I think now, with the clambake at Xanadu only five years away, about a man I might have been, spending his adult life among those he went to high school with, loving and hating, as had his parents and grandparents, a town that was his own.
He's gone!
Full fathom five he lies;
Of his bones are coral made:
Those are pearls that were his eyes:
Nothing of him that doth fade,
But doth suffer a sea-change
Into something rich and strange.
He would have known several jokes I know, like the one Fred Bates Johnson told one time, whe
n he and Father and I, just a kid, and some others, were hunting down in Brown County. According to Fred, a bunch of guys like us went hunting for deer and moose up in Canada. Somebody had to do the cooking, or they would all starve to death.

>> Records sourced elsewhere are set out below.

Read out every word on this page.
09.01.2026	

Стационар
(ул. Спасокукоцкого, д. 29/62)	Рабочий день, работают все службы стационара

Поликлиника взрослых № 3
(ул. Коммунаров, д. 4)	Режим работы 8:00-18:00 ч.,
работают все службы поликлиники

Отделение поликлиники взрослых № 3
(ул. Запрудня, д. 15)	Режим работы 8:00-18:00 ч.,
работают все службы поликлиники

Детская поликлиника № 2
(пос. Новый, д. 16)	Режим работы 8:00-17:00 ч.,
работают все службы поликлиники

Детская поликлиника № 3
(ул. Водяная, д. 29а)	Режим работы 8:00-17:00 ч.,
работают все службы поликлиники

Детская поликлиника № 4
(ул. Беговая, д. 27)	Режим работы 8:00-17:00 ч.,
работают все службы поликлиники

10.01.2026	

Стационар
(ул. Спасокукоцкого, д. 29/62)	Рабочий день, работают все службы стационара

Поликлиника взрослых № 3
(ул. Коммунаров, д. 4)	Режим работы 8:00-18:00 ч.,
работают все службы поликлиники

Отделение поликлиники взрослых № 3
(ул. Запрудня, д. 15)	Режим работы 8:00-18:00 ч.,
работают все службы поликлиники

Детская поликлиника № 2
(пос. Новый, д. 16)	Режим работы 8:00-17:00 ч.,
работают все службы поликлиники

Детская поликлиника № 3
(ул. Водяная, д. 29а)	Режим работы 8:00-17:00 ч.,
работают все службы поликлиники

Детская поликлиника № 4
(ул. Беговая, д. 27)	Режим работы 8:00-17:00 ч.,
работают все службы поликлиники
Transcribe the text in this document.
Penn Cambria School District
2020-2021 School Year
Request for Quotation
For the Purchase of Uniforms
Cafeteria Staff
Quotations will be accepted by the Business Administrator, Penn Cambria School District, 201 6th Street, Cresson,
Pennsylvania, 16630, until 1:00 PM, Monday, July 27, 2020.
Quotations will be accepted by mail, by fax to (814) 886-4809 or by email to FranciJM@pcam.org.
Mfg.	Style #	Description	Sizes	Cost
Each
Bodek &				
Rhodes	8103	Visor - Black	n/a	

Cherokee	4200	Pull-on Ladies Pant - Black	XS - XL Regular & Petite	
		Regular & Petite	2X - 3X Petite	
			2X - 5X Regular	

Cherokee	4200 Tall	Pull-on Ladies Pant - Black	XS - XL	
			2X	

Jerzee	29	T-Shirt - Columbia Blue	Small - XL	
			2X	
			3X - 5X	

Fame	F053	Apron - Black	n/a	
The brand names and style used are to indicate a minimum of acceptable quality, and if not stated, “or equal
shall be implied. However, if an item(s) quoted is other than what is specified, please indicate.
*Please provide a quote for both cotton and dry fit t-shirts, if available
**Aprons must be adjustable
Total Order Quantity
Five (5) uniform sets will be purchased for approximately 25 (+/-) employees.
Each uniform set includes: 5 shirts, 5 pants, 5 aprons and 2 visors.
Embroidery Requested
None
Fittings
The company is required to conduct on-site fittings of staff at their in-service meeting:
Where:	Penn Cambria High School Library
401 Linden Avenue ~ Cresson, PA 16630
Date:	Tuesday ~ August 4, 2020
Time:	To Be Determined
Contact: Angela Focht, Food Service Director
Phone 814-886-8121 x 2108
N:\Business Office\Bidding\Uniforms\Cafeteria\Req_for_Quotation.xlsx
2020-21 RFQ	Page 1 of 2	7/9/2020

They drew straws to see who would cook while the others hunted from dawn to dusk. To make the joke more immediate, Fred said it was Father who got the short straw. Father could cook. Mother couldn't. She was proud she couldn't cook, and wouldn't wash dishes and so on. I liked to go over to other kids' houses, where their mothers did those things.
The hunters agreed that anybody who complained about Father's cooking became the cook. So Father prepared worse and worse meals, while the others were having one hell of a good time in the forest. No matter how awful a supper was, though, the hunters pronounced it lip-smacking delicious, clapping Father on the back and so on.
After they marched off one morning, Father found a pile of fresh moose poop outside. He fried it in motor oil. That night he served it as steaming patties.
The first guy to taste one spit it out. He couldn't help himself! He spluttered, "Jesus Christ! That tastes like moose poop fried in motor oil!"
But then he added, "But good, but good!"
I think Mother was raised to be so useless because her father Albert Lieber, the brewer and speculator, believed that America was going to have an aristocracy based on the European model. Proofs of membership in such a caste over there, and so it would be over here, too, he must have reasoned, were wives and daughters who were ornamental.
41
I don't think I missed the boat when I failed to write a novel about Albert Lieber, and how he was largely responsible for my mother's suicide on Mother's Day Eve, 1944. German-Americans in Indianapolis lack universality. They have never been sympathetically, or even villainously, stereotyped in movies or books or plays. I would have had to explain them from scratch.